“Fig. 1 An Archer In Action” from “Making a Long-Bow,” The Woodworker magazine, January 1953
“There is always something solemn about the passing of the Old Year. When we were young and the years were very, very long, each New Year’s Eve was an event, the more enthralling for its rarity, and the year ahead still so closely wrapped in the mists of time was full of enticing mystery, something to be explored, one more step forward in the exciting and rather bewildering process of growing up. Breathlessly we listened to the bells, feeling suddenly a little sad as they tolled out the last moments of the dying year, awed into silence in the hush that followed and all the world seemed to wait. Then the lovely, changing peals ushering in the New, and how they rang, those bells of our youth! Is it fancy or have they lost something of their clamorous zest, or is it we who have changed, we who no longer greet them with the old bright-eyed eagerness? Yet there are few men who will not feel a ghost of the old thrill still knocking at their hearts, that here is once more a new beginning, one more opportunity to be seized, as our ever shortening, speeding years are warning us, and turned to account.
“‘Life wastes itself whilst we are preparing to live,’ Emerson once wrote. To live we have to jerk ourselves into action and convert our pleasant pipe dreams into sober realities. The man who has a creative urge to make things, with the vague feeling that he could if once he got down to it, has determinedly to set his hand to a job. So has the man who can make and mend in a plain, competent fashion, but has a hankering for something more, some finer, more ambitious work. If we set ourselves to do the thing, then the power and ability will grow with the doing. If we only keep on vaguely wishing then life will slide away from us and we shall have lost something that might have given us infinite satisfaction. The plain fact which sometimes we are chary of facing is that no atom of good or satisfaction can come to us than by the work we put into this job of making ourselves. Here we are, men with creative instincts, hidden or only dimly realised potentialities, and until we put ourselves to the task of developing them they will remain for ever dormant. No one but ourselves knows what we can do and we ourselves do not know until we have tried. Often, indeed, we scare ourselves off by over timidity. The only way is to start. Tell ourselves we are no worse than the next man: what he can do we can do, and so we can. For steadily and surely those submerged instincts turn into practical ability as we learn by doing.

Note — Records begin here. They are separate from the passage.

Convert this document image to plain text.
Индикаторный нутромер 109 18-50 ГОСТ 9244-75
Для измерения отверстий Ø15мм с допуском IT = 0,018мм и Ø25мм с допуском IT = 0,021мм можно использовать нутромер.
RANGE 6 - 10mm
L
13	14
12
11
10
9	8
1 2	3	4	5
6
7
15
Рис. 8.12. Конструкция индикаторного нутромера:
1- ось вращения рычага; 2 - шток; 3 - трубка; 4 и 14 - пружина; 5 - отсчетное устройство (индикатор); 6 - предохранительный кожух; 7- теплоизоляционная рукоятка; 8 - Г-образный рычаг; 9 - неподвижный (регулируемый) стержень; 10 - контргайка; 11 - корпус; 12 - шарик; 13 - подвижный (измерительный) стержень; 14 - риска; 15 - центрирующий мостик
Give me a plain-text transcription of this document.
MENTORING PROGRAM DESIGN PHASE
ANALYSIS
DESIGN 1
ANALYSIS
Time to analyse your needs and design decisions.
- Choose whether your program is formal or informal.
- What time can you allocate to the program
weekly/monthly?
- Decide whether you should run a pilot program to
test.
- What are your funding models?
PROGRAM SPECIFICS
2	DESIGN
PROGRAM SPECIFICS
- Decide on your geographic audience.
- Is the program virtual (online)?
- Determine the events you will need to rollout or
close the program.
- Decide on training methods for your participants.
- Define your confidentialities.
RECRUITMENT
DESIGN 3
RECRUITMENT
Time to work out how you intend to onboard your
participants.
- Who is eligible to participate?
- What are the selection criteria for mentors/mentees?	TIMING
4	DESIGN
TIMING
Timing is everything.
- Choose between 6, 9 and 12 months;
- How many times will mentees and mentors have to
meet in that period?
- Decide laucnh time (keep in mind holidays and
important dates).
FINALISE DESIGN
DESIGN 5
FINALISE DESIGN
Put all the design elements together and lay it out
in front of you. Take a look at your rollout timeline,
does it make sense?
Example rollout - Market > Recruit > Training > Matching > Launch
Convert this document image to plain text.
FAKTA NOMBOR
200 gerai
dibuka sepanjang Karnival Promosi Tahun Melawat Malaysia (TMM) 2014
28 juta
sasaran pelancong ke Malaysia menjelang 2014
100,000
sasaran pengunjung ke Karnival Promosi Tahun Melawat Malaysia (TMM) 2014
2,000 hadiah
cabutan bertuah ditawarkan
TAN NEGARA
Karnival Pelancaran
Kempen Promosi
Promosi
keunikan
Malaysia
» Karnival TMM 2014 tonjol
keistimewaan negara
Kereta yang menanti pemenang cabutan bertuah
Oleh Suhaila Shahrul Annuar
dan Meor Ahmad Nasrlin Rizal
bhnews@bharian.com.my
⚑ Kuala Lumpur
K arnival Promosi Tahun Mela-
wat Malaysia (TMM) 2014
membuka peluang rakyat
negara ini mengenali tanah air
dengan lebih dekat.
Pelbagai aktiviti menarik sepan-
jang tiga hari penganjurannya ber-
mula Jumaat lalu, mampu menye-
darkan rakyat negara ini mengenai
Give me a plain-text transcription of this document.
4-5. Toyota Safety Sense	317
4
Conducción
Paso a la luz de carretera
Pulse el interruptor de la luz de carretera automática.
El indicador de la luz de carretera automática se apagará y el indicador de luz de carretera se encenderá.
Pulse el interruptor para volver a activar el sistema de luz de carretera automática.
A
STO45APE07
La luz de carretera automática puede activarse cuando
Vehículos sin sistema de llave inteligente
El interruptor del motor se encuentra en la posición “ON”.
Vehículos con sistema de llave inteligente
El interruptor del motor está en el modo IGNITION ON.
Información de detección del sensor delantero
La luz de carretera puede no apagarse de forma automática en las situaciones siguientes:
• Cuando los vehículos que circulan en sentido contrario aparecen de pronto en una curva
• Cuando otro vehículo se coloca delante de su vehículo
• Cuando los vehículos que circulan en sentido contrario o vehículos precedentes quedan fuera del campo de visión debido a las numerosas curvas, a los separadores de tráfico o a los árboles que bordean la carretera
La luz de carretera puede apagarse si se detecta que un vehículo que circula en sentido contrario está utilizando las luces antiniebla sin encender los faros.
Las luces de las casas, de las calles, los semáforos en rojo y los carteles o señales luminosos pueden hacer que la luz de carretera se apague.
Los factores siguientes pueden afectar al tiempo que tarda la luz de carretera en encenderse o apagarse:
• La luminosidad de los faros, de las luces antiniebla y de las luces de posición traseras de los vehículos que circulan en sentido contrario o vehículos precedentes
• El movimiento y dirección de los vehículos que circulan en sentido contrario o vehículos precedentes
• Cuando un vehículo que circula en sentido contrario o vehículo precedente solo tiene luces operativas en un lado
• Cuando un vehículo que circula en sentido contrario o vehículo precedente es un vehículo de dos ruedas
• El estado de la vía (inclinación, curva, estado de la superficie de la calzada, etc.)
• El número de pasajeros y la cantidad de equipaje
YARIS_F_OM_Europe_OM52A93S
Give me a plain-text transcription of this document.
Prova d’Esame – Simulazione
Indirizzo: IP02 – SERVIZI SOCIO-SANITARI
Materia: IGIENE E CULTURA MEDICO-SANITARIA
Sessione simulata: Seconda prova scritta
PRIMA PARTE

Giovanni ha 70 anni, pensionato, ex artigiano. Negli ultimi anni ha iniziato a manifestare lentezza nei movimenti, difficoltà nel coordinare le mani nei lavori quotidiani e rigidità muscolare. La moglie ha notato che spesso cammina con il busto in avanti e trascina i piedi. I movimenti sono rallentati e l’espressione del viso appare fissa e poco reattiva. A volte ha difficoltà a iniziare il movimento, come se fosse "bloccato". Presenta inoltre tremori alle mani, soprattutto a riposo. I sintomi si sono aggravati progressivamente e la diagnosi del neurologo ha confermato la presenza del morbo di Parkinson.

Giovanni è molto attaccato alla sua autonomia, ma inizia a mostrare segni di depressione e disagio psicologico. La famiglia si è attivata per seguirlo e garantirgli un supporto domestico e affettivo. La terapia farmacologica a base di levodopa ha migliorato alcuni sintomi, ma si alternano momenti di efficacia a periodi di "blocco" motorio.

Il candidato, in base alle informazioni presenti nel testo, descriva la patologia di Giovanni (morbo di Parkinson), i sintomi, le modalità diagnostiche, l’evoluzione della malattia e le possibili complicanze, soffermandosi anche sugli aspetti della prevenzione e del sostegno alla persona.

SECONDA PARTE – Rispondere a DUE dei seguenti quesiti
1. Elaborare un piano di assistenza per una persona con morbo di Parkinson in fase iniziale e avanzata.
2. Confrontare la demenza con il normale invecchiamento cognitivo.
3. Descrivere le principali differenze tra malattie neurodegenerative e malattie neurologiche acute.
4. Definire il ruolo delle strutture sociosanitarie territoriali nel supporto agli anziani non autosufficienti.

“It is extraordinary how opportunities come our way for learning once we have started. There seems to be some hidden law governing it, making us aware of new possibilities, new avenues of interest to be explored while we are pegging away at the job of turning ourselves into first-rate craftsmen. It may be only our new awareness, making us see and seize the opportunities, and yet it seems more than that. As if, like the man in the parable, when a man buried his talent he loses even the little he has but, using it, not only is it increased a hundredfold by his own enterprise but more is added unto him, sometimes much more.
“In my time I have made many good resolutions on New Year’s Eve and broken them all. Now, after the passage of the years, there is only one I would make, and that is more a prayer than a resolution. It is for the gift of perseverance. Whatever kind of job of creative living to which we have each put our hands, as good craftsmen, homemakers, as men of integrity and faith and good hopes let us persevere in it, putting our best into it, keeping our interest and enthusiasm alive by the study of good work whenever we can find it and setting our standards by that alone. There are so many things which conspire to turn us aside from the path we want to follow, fascinating things, distracting things, like television, the importunities of our friends, and our own moods and difficulties. We are each of us assailed from this side and that with ever possible temptation to take the easy way and to content ourselves with the minimum necessary effort. But there is not much satisfaction to be got in the long run out of living like that. ‘A man,’ says Emerson, ‘is relieved and gay when has put his heart into his work and done his best: but what he has said or done otherwise shall give him no peace. It is a deliverance which does not deliver.’ Haven’t we all experienced it? The nagging uneasiness which follows an imperfect or hastily finished job, the blemish which will always catch our own eye if others do not notice, on the other hand the glow of satisfaction when we know our work is good. Those are the moments which are worth living for – the moments which pave the way to solid achievement.”